Persistent somatic symptoms (PSS) are common, functionally disruptive, and stable over time. Understanding symptom interactions may clarify transdiagnostic patterns and inform treatment. This study investigated symptom interrelations in a transdiagnostic sample to identify central symptoms and assess temporal stability.

Methods​

Patients (n = 1134; 63.5% female; mean age 50.6 ± 16.3 years) from the transdiagnostic SOMACROSS research unit were analysed regarding the Patient Health Questionnaire-15 (PHQ-15), the modified Pain Disability Index (PDI), and two items on symptom severity and impairment (EURONET-SOMA) at baseline and 6-month follow-up. Regularised partial correlation networks were compared between patients with functional somatic/mental disorders (n=316) and patients with somatic diseases (n=818), as well as across different measurements. Stability and invariance was tested with the Network Comparison Test (NCT).

Results​

Four symptom clusters emerged: gastrointestinal, musculoskeletal, cardiopulmonary, and general symptoms. Fatigue/low energy emerged as a central node linking domains. Global symptom severity and impairment (EURONET-SOMA) showed the highest connectivity. Disability in home responsibilities and recreation (PDI) bridged somatic symptoms and daily functioning. The NCT confirmed temporal stability (global strength: p = .815; structure invariance: p = .180), indicating that symptom clusters and central nodes remained consistent over time. The somatic diseases network showed significantly higher connectivity than the functional somatic/mental disorders network (global strength: p = .001), while structural invariance was not significant (p = .197).

Paywall
 
So, sick people presenting with symptoms have symptoms, and those look similar to other people presenting with symptoms. Damn. Who knew?
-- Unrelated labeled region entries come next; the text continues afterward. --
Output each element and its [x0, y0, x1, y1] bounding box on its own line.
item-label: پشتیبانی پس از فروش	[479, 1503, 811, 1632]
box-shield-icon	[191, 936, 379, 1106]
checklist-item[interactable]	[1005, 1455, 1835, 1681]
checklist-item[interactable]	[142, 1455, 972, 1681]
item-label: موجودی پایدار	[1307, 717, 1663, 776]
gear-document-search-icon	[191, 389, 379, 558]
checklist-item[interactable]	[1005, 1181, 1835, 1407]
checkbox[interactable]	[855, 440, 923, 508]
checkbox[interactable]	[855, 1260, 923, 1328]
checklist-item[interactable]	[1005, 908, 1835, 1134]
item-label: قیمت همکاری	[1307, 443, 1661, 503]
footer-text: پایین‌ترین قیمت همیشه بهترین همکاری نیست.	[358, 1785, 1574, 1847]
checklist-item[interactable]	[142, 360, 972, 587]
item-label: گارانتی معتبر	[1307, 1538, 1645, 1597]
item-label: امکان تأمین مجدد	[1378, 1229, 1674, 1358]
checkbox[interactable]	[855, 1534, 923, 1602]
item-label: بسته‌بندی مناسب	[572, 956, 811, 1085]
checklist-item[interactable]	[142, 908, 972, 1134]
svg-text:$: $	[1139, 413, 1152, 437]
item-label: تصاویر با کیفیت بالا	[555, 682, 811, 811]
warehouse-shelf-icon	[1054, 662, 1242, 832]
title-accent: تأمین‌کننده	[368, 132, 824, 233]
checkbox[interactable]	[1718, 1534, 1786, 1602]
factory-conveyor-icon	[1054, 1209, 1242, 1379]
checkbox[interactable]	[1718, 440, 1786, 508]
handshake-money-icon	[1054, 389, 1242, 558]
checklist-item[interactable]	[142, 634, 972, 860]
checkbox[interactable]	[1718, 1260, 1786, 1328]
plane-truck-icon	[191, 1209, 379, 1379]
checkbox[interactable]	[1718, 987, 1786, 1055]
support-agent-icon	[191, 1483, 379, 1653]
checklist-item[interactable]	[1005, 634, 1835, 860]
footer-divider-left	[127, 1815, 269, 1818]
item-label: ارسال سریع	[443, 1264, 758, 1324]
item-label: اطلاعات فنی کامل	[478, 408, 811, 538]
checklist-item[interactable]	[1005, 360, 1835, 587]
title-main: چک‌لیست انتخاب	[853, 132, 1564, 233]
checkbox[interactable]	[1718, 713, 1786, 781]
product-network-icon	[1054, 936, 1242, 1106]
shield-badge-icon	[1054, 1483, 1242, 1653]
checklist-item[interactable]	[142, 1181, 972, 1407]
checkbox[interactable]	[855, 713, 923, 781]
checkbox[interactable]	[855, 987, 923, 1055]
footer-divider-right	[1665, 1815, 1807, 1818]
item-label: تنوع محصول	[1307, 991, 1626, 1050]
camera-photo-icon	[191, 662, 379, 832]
It's almost like building models based entirely on the knowledge and subjective perception of professionals, rather than having anything to do with the patients, was a really absurdly inept and destructive to do. Almost.

Plus they created a machine that spits out as generic output the generic input they put in. Damn, that is suuuuper useful and genius and stuff. This is almost an improvement on the old reading tea leaves and stuff. Almost as smart as the very first version of ChatGPT, but not quite.

Also:
Four symptom clusters emerged: gastrointestinal, musculoskeletal, cardiopulmonary, and general symptoms
Since "the conversion disorder" is mainly focused on neurological symptoms, and so are functional models because they are essentially the same thing wearing a different hat, I guess they decided to arbitrarily relabel neurological as general? ¯\_(ツ)_/¯
Disability in home responsibilities and recreation (PDI) bridged somatic symptoms and daily functioning
Is there an actual legitimate meaning to their use of the word "bridged" here? Or it's just something that sounds sciencey enough but is just an arbitrary bullshit label?

Minor annoying is noticing how they keep using using transdiagnostic when they actually mean transdisciplinary. Again defined not based on patient properties but on properties relating entirely to them and their daily work.

They call this patient-centred medicine, because damn does someone here have a dark sense of humor, I guess.